Il convient d'observer tout d'abord que la Russie et la Ligue arabe avait, d'après la Russie, convenu d'un projet de résolution du Conseil de sécurité en cinq points, à savoir la cessation des violences des deux côtés, l'accès de l'aide humanitaire, le soutien à l'action de Kofi Annan et la non ingérence dans les affaires syriennes. Manifestement la Ligue arabe serait allée trop loin dans le sens des concessions à la Russie au point d'altérer la mission de l'ancien Secrétaire général. Parallèlement à cette rencontre au Caire entre les représentants des Etats arabes et le Ministre russe, Serge Lavrof, Kofi Annan s'est rendu à Damas le 10 mars pour présenter un plan de paix au Président Assad que ce dernier a immédiatement rejeté. On relève que le Conseil de sécurité n'a repris dans la Déclaration que les grandes lignes de ce projet qui n'a pas été publié. Ainsi le Représentant aurait développé un plan en quatre points pour la transition politique :

  • Formation of an “all-Syria” government of national unity, as a first step

  • Early presidential and parliamentary elections under international supervision

  • Restructuring of the security and military services and negotiations on their future role prior to the proposed elections, as the said services cannot be trusted to usher the transitional phase

  • Formation of national reconciliation committees to ensure continuity of the judiciary and other state institutions during the transitional phase.

La Déclaration du Président n'a rallié l'accord de tous les membres du Conseil de sécurité qu'en limitant son objet à un appui au plan de paix de Kofi Annan, ce plan étant lui-même réduit à un résumé.
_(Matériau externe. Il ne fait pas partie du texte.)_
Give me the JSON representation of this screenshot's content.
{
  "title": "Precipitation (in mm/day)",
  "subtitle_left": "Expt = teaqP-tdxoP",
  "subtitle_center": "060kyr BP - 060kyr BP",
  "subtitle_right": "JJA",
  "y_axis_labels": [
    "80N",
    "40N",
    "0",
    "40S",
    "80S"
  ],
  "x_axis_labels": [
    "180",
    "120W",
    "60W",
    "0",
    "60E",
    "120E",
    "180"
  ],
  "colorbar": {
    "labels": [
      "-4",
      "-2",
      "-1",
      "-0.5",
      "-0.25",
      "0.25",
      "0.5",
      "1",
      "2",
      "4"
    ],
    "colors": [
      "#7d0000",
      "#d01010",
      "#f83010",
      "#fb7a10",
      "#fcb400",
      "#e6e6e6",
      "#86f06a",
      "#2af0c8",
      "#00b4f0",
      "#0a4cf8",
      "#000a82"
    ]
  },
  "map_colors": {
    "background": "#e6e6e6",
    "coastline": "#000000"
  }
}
La France a été contrainte d'amender son projet initial qui prévoyait un réexamen de la question dans un délai d'une semaine en vue de prendre, le cas échéant, des sanctions. Néanmoins ce mardi la diplomatie russe a fait savoir qu'elle serait prête à soutenir la Déclaration à condition qu'aucun ultimatum n'y soit mentionné. Si tout passage au niveau supérieur, celui des résolutions, voire des sanctions, est ainsi provisoirement écarté, il n'est cependant pas expressément exclu.

 

La résolution du Conseil des droits de l'homme du 23 mars


 

La Déclaration du Président du Conseil de sécurité ne condamne pas le régime syrien, donnant ainsi satisfaction à la Russie et à la Chine. Ce défaut a été partiellement compensé par l'adoption, vendredi 23, d'une résolution du Conseil des droits de l'homme introduite par l'Autriche qui a été adoptée à une écrasante majorité : 41 voix pour, 3 voix contre (Chine, Cuba et Russie) et 2 abstentions (Equateur et Ouganda). La condamnation s'exprime dans ce texte très détaillé avec une virulence inhabituelle et le ton est comminatoire :


 

Nouvelles sanctions européennes visant la Syrie


 

Le Conseil de l'Union européennes a adopté un treizième train de sanctions le 23 mars. Parmi les mesures d'interdiction de voyager et de gel des avoirs figurent quatre femmes de l'entourage proche du Président Assad dont l'épouse et la mère.